Partner Profile
USC Shoah Foundation: Partner Profile
USC Shoah Foundation - The Institute for Visual History and Education is committed to developing empathy, understanding, and respect through testimony.
Inspired by stories he heard while filming Schindler’s List, Steven Spielberg founded the Institute in 1994 to videotape and preserve interviews with survivors and other witnesses of the Holocaust. Since then, the Institute has recorded 55,000 testimonies in 43 languages in 65 countries, making it one of the largest digital collections of its kind in the world.
Our communication team sat down with USC Shoah Foundation to share their work, mission, and story.
What is your organization’s mission?
USC Shoah Foundation is dedicated to making audio-visual interviews with witnesses of the Holocaust and other genocides a compelling voice for education and action. The Institute strives to understand and share the insights contained within its archive through research, education, and global outreach. The Center for Advanced Genocide Research serves as the research and scholarship unit of the Institute, dedicated to advancing new areas of interdisciplinary research on the Holocaust and other genocides. The Institute’s testimony-based education programs have reached more than 100,000 educators and 10 million students worldwide. The Institute works with a dynamic, international community of partners to give the public access to the Visual History Archive at more than 50 universities, and to curated collections at 200 libraries, museums, and memorial sites.
What role does technology play in your organization?
Technology and innovation have been foundational to USC Shoah Foundation from its inception, from creating a vast archive of tapes in the 1990s, to digitizing and indexing our entire collection.
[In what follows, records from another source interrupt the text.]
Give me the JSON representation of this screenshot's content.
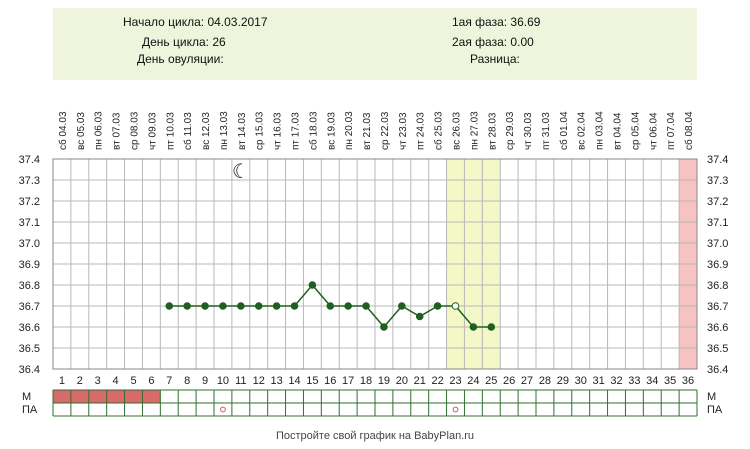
{
  "info": {
    "cycle_start": "Начало цикла: 04.03.2017",
    "cycle_day": "День цикла: 26",
    "ovulation_day": "День овуляции:",
    "phase1": "1ая фаза: 36.69",
    "phase2": "2ая фаза: 0.00",
    "difference": "Разница:"
  },
  "footer": "Постройте свой график на BabyPlan.ru",
  "colors": {
    "line": "#1f5f1f",
    "grid": "#b8b8b8",
    "border": "#2f6f2f",
    "highlight": "#f4f7c6",
    "last_day": "#f6c2c2",
    "menses": "#d96a6a",
    "marker_red": "#e05050",
    "info_bg": "#eef5dc"
  },
  "chart_data": {
    "type": "line",
    "title": "",
    "xlabel": "",
    "ylabel": "",
    "ylim": [
      36.4,
      37.4
    ],
    "y_ticks": [
      "37.4",
      "37.3",
      "37.2",
      "37.1",
      "37.0",
      "36.9",
      "36.8",
      "36.7",
      "36.6",
      "36.5",
      "36.4"
    ],
    "days": [
      "1",
      "2",
      "3",
      "4",
      "5",
      "6",
      "7",
      "8",
      "9",
      "10",
      "11",
      "12",
      "13",
      "14",
      "15",
      "16",
      "17",
      "18",
      "19",
      "20",
      "21",
      "22",
      "23",
      "24",
      "25",
      "26",
      "27",
      "28",
      "29",
      "30",
      "31",
      "32",
      "33",
      "34",
      "35",
      "36"
    ],
    "dates": [
      "сб 04.03",
      "вс 05.03",
      "пн 06.03",
      "вт 07.03",
      "ср 08.03",
      "чт 09.03",
      "пт 10.03",
      "сб 11.03",
      "вс 12.03",
      "пн 13.03",
      "вт 14.03",
      "ср 15.03",
      "чт 16.03",
      "пт 17.03",
      "сб 18.03",
      "вс 19.03",
      "пн 20.03",
      "вт 21.03",
      "ср 22.03",
      "чт 23.03",
      "пт 24.03",
      "сб 25.03",
      "вс 26.03",
      "пн 27.03",
      "вт 28.03",
      "ср 29.03",
      "чт 30.03",
      "пт 31.03",
      "сб 01.04",
      "вс 02.04",
      "пн 03.04",
      "вт 04.04",
      "ср 05.04",
      "чт 06.04",
      "пт 07.04",
      "сб 08.04"
    ],
    "series": [
      {
        "values": [
          null,
          null,
          null,
          null,
          null,
          null,
          36.7,
          36.7,
          36.7,
          36.7,
          36.7,
          36.7,
          36.7,
          36.7,
          36.8,
          36.7,
          36.7,
          36.7,
          36.6,
          36.7,
          36.65,
          36.7,
          36.7,
          36.6,
          36.6,
          null,
          null,
          null,
          null,
          null,
          null,
          null,
          null,
          null,
          null,
          null
        ],
        "open_marker_days": [
          23
        ]
      }
    ],
    "highlight_days": [
      23,
      25
    ],
    "last_day_highlight": 36,
    "moon_day": 11,
    "moon_glyph": "☾",
    "row_labels": {
      "m": "М",
      "pa": "ПА"
    },
    "menses_days": [
      1,
      6
    ],
    "pa_marker_days": [
      10,
      23
    ],
    "pa_marker_glyph": "o",
    "grid": true
  }
}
The Institute holds 11 patents on digital collection management technologies it developed.
None of the problems we seek to address have easy solutions, but through creative use of emerging technologies, we’ve striven to make the impossible possible, from making 116,000 hours of testimony indexed and searchable to the minute, to automating the restoration of twelve consecutive years of video. Our latest initiatives move us into the world of virtual reality: Dimensions in Testimony is pioneering project that integrates advanced filming techniques, specialized display technologies and next generation natural language processing to allow users to ask questions and receive real-time, organic answers from pre-recorded interviews with survivors. Our IWalk app uses on-location 360-technology to create virtual tours, where survivors walk users through their life stories.
What is one thing your team wish the public knew about your work?
While the vast majority of testimonies in the Institute’s Visual History Archive feature survivors and witnesses of the Holocaust, the Archive also includes interviews with individuals affected by 8 other incidents of mass violence, such as the Armenian Genocide, Nanjing Massacre, and the Genocide against the Tutsi in Rwanda. The Institute also chronicles current conflicts, including the 2017 massacres of the Rohingya, as well as stories from people impacted by contemporary antisemitism.
Is USC Shoah Foundation optimistic about the future of technology?
Yes! For our entire history, we have set bold goals and then developed the technology we need in order to achieve those goals. Optimism that technology can support our expanding vision and reach is paramount to how we operate.
How can people learn more about what you’re working on or experience it for themselves?
Explore our website to learn about Institute news and programs, check out the Visual History Archive Online to view our testimonies yourself, and visit IWitness, the Institute’s online educational platform, to discover how we’re transforming classrooms around the world.
Substantial helped us develop our very first educational app, called IWalk (available in the App Store and Google Play), which offers curated tours of specific sites of memory and memorialization, supported by educational resources and Visual History Archive testimony. IWalk supports teaching, but it is also designed to help the general public deepen their engagement with historic sites they are visiting.